If you are talking about Pro Tools HD, then yeah the convertors on the 192 interfaces are pretty sweet. But for the price the had better be! And even they don't compare to the Rosetta. Its all a trade off: how much can you afford vs. what level of quality do you need. If you learn to use that mBox well, most of the average listeners won't be able to tell the difference.

Take care,
Chris
 
Chris Shaeffer said:
First, the Mbox can only do 44.1 and 48kHz so you aren't really sampling at the higher rates even if your software says you are. If you are using pro tools it won't even let you try,.

Its all a trade off: how much can you afford vs. what level of quality do you need. If you learn to use that mBox well, most of the average listeners won't be able to tell the difference.

Take care,
Chris

Thanks chris and your right I am sampling at 48khz I am not at home so could not check what I was sampling. But wanted basically to say that it was not my sample rate causing the recording to be of less quality than the input. as you know you can here the input signal when you pan left on input, I want what I record to be like that, thats all

Thanks Kev that article was pretty informative I would really like to know what sound engineers and the people who make the 192khz stuff think about that. Dont know if I could accept that so easily as I am more of a operator rather than a technician. kev I was just talking about the input quality vs the recording quality that I am getting regardless of what gear or room I am using

well this thread has taught me heaps thanks all of you for your help
 
I'm with Dan Lavry (and I use his converters). I think recording and processing in 24 bit is a very cool place to be, but I tend to record at the target frequency (in most cases, 44.1kHz, or 48kHz for video projects).

I've had discussions with engineers on the topic before on several occasions - "Why do you bother recording at such high sample rates when you don't really hear the difference?"

After beating it to death more than once, I came to this brilliant conclusion: It takes away any excuses. The band can't bitch about the sound because "they were recorded at a lower rate than Studio (?) uses" or something.

A lot of the high-samplerate hype is market-driven. Gear is touted sporting high rates, and people want it because "in theory, it might sound better" even though in many cases, all it does is take up more disk space.
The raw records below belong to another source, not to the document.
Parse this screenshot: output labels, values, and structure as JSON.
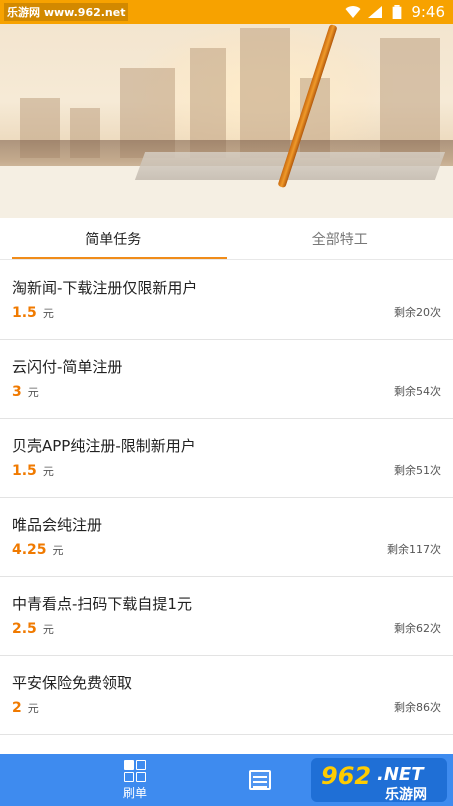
{
  "status_bar": {
    "watermark": "乐游网 www.962.net",
    "time": "9:46"
  },
  "tabs": [
    {
      "label": "简单任务",
      "active": true
    },
    {
      "label": "全部特工",
      "active": false
    }
  ],
  "tasks": [
    {
      "title": "淘新闻-下载注册仅限新用户",
      "price": "1.5",
      "unit": "元",
      "remaining": "剩余20次"
    },
    {
      "title": "云闪付-简单注册",
      "price": "3",
      "unit": "元",
      "remaining": "剩余54次"
    },
    {
      "title": "贝壳APP纯注册-限制新用户",
      "price": "1.5",
      "unit": "元",
      "remaining": "剩余51次"
    },
    {
      "title": "唯品会纯注册",
      "price": "4.25",
      "unit": "元",
      "remaining": "剩余117次"
    },
    {
      "title": "中青看点-扫码下载自提1元",
      "price": "2.5",
      "unit": "元",
      "remaining": "剩余62次"
    },
    {
      "title": "平安保险免费领取",
      "price": "2",
      "unit": "元",
      "remaining": "剩余86次"
    }
  ],
  "bottom_nav": {
    "items": [
      {
        "label": "刷单",
        "icon": "grid-icon"
      },
      {
        "label": "",
        "icon": "list-icon"
      }
    ]
  },
  "watermark_logo": {
    "number": "962",
    "suffix": ".NET",
    "name": "乐游网"
  },
  "colors": {
    "status_bar": "#f7a200",
    "accent": "#f08c1a",
    "price": "#f07a00",
    "bottom_nav": "#3e8bef"
  }
}
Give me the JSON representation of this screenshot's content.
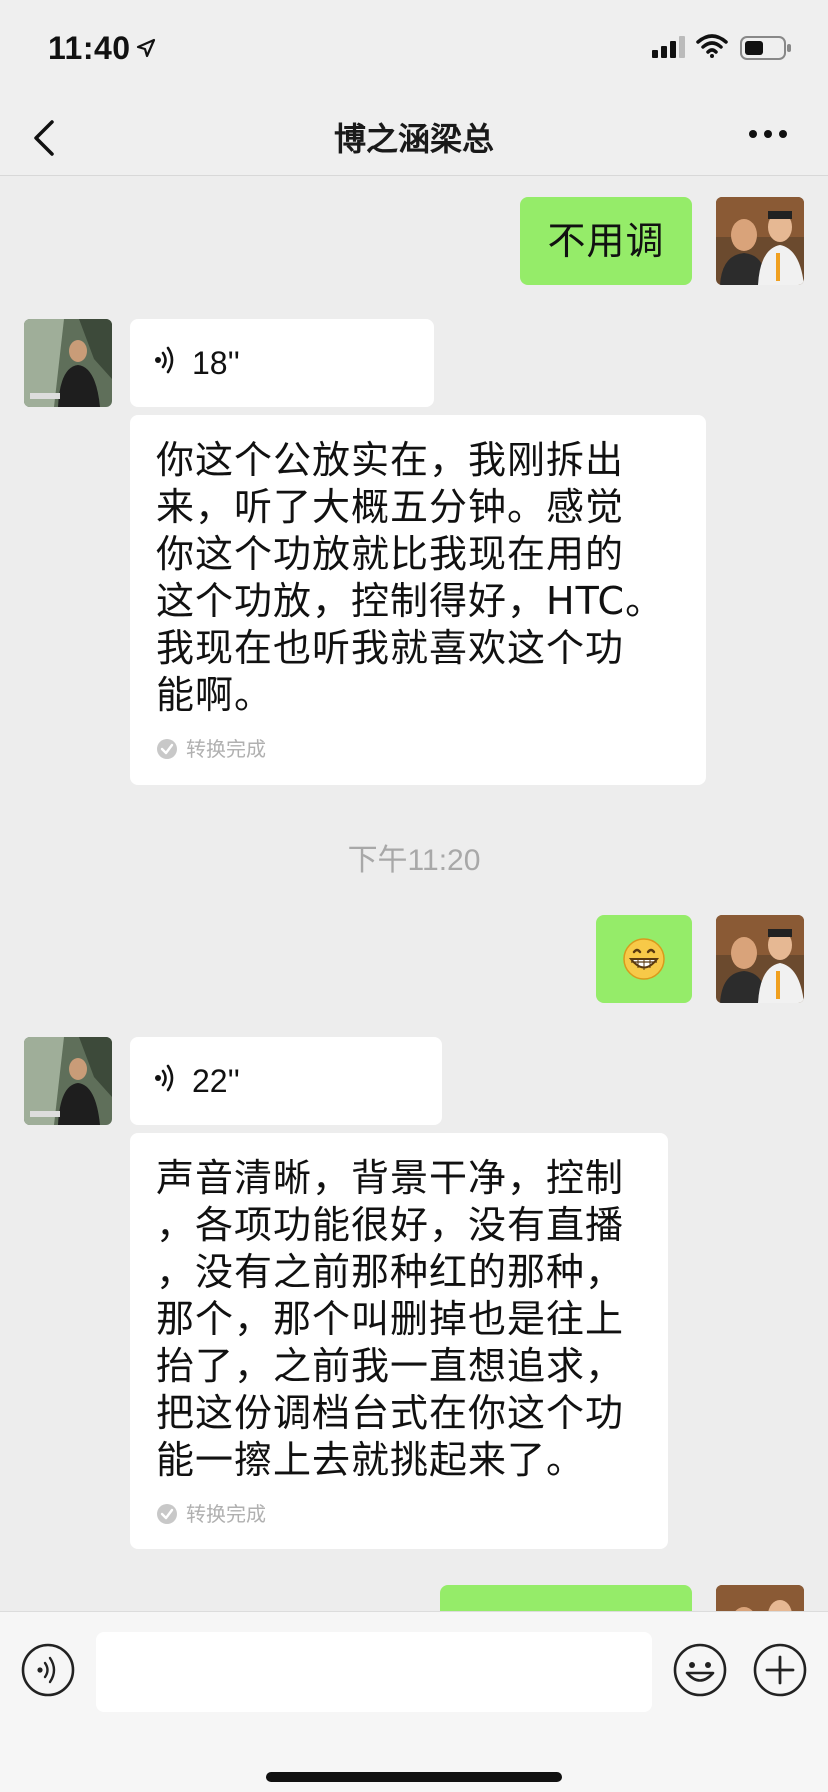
{
  "status_bar": {
    "time": "11:40",
    "icons": [
      "location-arrow-icon",
      "signal-icon",
      "wifi-icon",
      "battery-icon"
    ]
  },
  "nav": {
    "title": "博之涵梁总",
    "back_icon": "chevron-left-icon",
    "more_icon": "more-dots-icon"
  },
  "messages": [
    {
      "sender": "me",
      "type": "text",
      "text": "不用调"
    },
    {
      "sender": "other",
      "type": "voice",
      "duration": "18''"
    },
    {
      "sender": "other",
      "type": "transcript",
      "lines": [
        "你这个公放实在，我刚拆出",
        "来，听了大概五分钟。感觉",
        "你这个功放就比我现在用的",
        "这个功放，控制得好，HTC。",
        "我现在也听我就喜欢这个功",
        "能啊。"
      ],
      "status": "转换完成"
    },
    {
      "type": "timestamp",
      "text": "下午11:20"
    },
    {
      "sender": "me",
      "type": "emoji",
      "emoji": "grinning-face"
    },
    {
      "sender": "other",
      "type": "voice",
      "duration": "22''"
    },
    {
      "sender": "other",
      "type": "transcript",
      "lines": [
        "声音清晰，背景干净，控制",
        "，各项功能很好，没有直播",
        "，没有之前那种红的那种，",
        "那个，那个叫删掉也是往上",
        "抬了，之前我一直想追求，",
        "把这份调档台式在你这个功",
        "能一擦上去就挑起来了。"
      ],
      "status": "转换完成"
    }
  ],
  "input_bar": {
    "voice_icon": "voice-input-icon",
    "placeholder": "",
    "emoji_icon": "emoji-face-icon",
    "plus_icon": "plus-circle-icon"
  },
  "colors": {
    "my_bubble": "#95ec69",
    "other_bubble": "#ffffff",
    "background": "#ededed"
  }
}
I do a fair amount of orchestral recordings - Normally, straight to a Masterlink recorder. As it's undoubtedly going to pass through an analog mastering chain, I usually just set the rate at 96kHz. Why? The deck sounds good there. IMHO, 99% of the time, it sounds just as good at 44.1kHz also. Arguably BETTER at 44.1 with better converters.

My own personal conclusion? 24-bit, at the target rate, with the best converters you can get your hands on. If you can't get a good sound with that, there's something else wrong.
 
I've used an Mbox. I thought it sounded a little better than other products in its price range but not much. I've found the EMU 1820m to be impressive.

Good D/A often improves the situation. You might try the Lucid DA9624 or the Kurzweil Rumour.
 
You don't really need to record with a higher sampling rate of 44.1 unless you're using mics that record higher than 22.5k, like earthworks TC30s or something. Bit rate should always be 20 or 24 bit to avoid jitter.